Walter Salles é um diretor que sabe tocar em histórias pessoais com sensibilidade.
Em Ainda Estou Aqui, sua adaptação do livro de Marcelo Rubens Paiva, ele mergulha em uma tragédia familiar que ecoa os horrores da ditadura militar brasileira.
O filme é tecnicamente impecável, com atuações sólidas – Fernanda Torres e Selton Mello estão excelentes – e uma trilha que embala o peso emocional. Porém, há algo que resiste a alcançar a grandiosidade do material original: o excesso de explicações.
A obra de Marcelo Rubens Paiva é um relato íntimo, um tributo à força de sua mãe, Eunice, e à ausência do pai, Rubens Paiva, vítima do regime militar. No livro, o leitor acompanha a dor e a resiliência da família com uma proximidade que a tela não conseguiu traduzir plenamente. Salles optou por focar no contexto político e, com isso, o filme se prende a diálogos que tentam situar o público sobre o que foi o AI-5 e o aparato repressor da época.
Essa escolha, embora compreensível – afinal, vivemos tempos de memória curta e negacionismo histórico –, acaba tirando a fluidez da narrativa.
Não é que o contexto não deva ser contado, mas quando a exposição engessa a trama, o drama se dilui.
Assistindo a essas cenas, lembrei-me de Um Dia Muito Especial, de Ettore Scola, que não precisa explicar o fascismo para nos fazer sentir seu peso. Ou de Missing, de Costa-Gavras, que nos conduz pela brutalidade da ditadura chilena sem perder de vista o coração da história: uma busca desesperada e humana.
Em Ainda Estou Aqui, a primeira metade, focada na prisão de Rubens, é intensa. Já a segunda, centrada na luta de Eunice, carece de profundidade. O roteiro salta momentos que mereciam mais fôlego, como a decisão dela de estudar Direito e a batalha nos bastidores da Justiça.
Ainda assim, é louvável que um filme assim atraia multidões. Em tempos de produções dominadas por heróis de capa e espada, uma história real e dura ganhar espaço nas telas é um feito por si só.

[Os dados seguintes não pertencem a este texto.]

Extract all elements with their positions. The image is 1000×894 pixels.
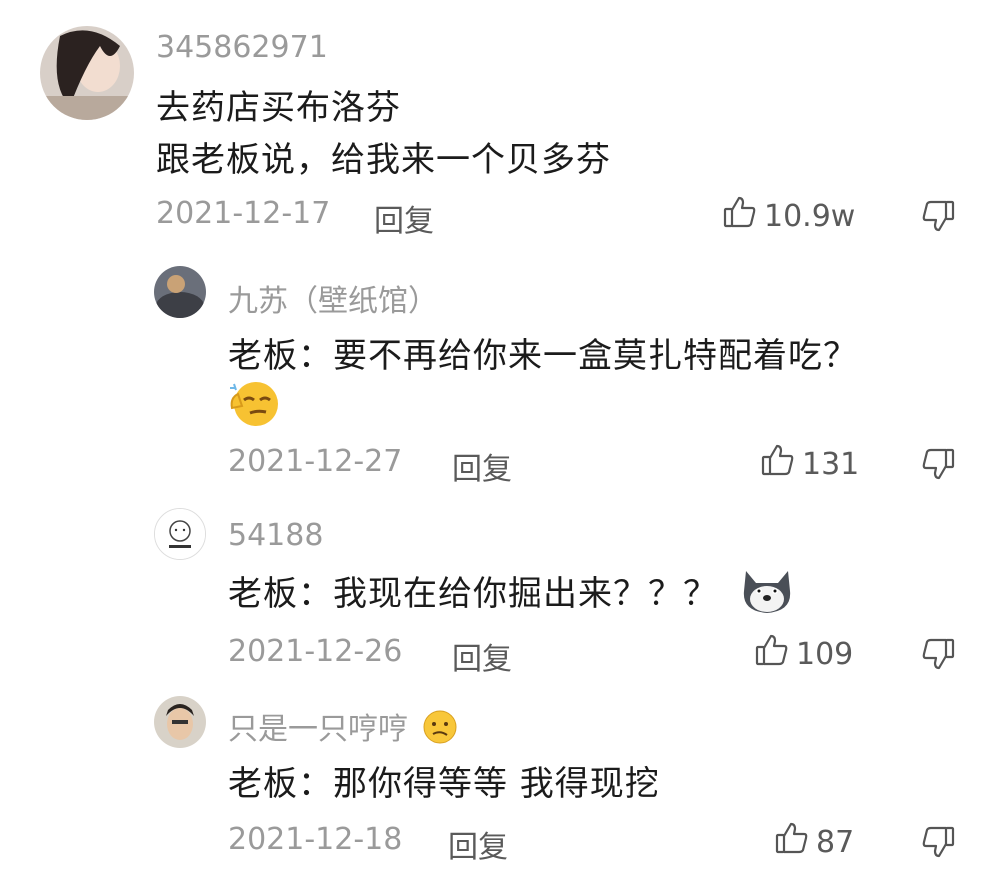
like-button[interactable]: 131	[760, 442, 859, 486]
comment-date: 2021-12-17	[156, 196, 331, 231]
comment-text: 去药店买布洛芬	[156, 88, 401, 128]
thumbs-down-icon	[920, 200, 956, 238]
comment-text: 老板：要不再给你来一盒莫扎特配着吃？	[228, 336, 858, 376]
username[interactable]: 只是一只哼哼	[228, 704, 458, 753]
username[interactable]: 54188	[228, 518, 323, 553]
username-text: 只是一只哼哼	[228, 712, 408, 747]
avatar[interactable]	[154, 266, 206, 318]
comment-item: 345862971 去药店买布洛芬 跟老板说，给我来一个贝多芬 2021-12-…	[0, 0, 1000, 250]
reply-item: 只是一只哼哼 老板：那你得等等 我得现挖 2021-12-18 回复 87	[0, 690, 1000, 894]
reply-button[interactable]: 回复	[448, 822, 508, 866]
like-count: 131	[802, 446, 860, 482]
confused-emoji	[422, 709, 458, 753]
like-button[interactable]: 10.9w	[722, 194, 855, 238]
thumbs-down-icon	[920, 448, 956, 486]
reply-button[interactable]: 回复	[374, 196, 434, 240]
thumbs-up-icon	[774, 820, 810, 864]
dislike-button[interactable]	[920, 446, 956, 486]
comment-text-body: 老板：我现在给你掘出来？？？	[228, 574, 718, 614]
like-button[interactable]: 87	[774, 820, 854, 864]
comment-date: 2021-12-18	[228, 822, 403, 857]
thumbs-down-icon	[920, 638, 956, 676]
thumbs-up-icon	[754, 632, 790, 676]
dislike-button[interactable]	[920, 636, 956, 676]
reply-item: 54188 老板：我现在给你掘出来？？？ 2021-12-26 回复 109	[0, 500, 1000, 690]
comment-text: 老板：那你得等等 我得现挖	[228, 764, 660, 804]
like-button[interactable]: 109	[754, 632, 853, 676]
comment-date: 2021-12-27	[228, 444, 403, 479]
smirk-emoji	[228, 378, 280, 430]
thumbs-up-icon	[760, 442, 796, 486]
like-count: 87	[816, 824, 855, 860]
dislike-button[interactable]	[920, 198, 956, 238]
thumbs-up-icon	[722, 194, 758, 238]
reply-button[interactable]: 回复	[452, 634, 512, 678]
avatar[interactable]	[154, 508, 206, 560]
like-count: 109	[796, 636, 854, 672]
dislike-button[interactable]	[920, 824, 956, 864]
like-count: 10.9w	[764, 198, 856, 234]
reply-button[interactable]: 回复	[452, 444, 512, 488]
comment-date: 2021-12-26	[228, 634, 403, 669]
username[interactable]: 九苏（壁纸馆）	[228, 276, 438, 320]
comment-text: 跟老板说，给我来一个贝多芬	[156, 140, 611, 180]
thumbs-down-icon	[920, 826, 956, 864]
doge-emoji	[740, 567, 794, 624]
comment-text: 老板：我现在给你掘出来？？？	[228, 566, 794, 624]
avatar[interactable]	[40, 26, 134, 120]
reply-item: 九苏（壁纸馆） 老板：要不再给你来一盒莫扎特配着吃？ 2021-12-27 回复…	[0, 250, 1000, 500]
username[interactable]: 345862971	[156, 30, 328, 65]
avatar[interactable]	[154, 696, 206, 748]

Talvez seja esse o maior mérito de Ainda Estou Aqui: lembrar que a História é feita de pessoas, de perdas e de lutas silenciosas.
Saí do cinema com uma sensação agridoce.
O filme não é tão potente quanto poderia, mas é um sopro necessário num momento em que lembrar é resistir. E, como Eunice, continuamos aqui.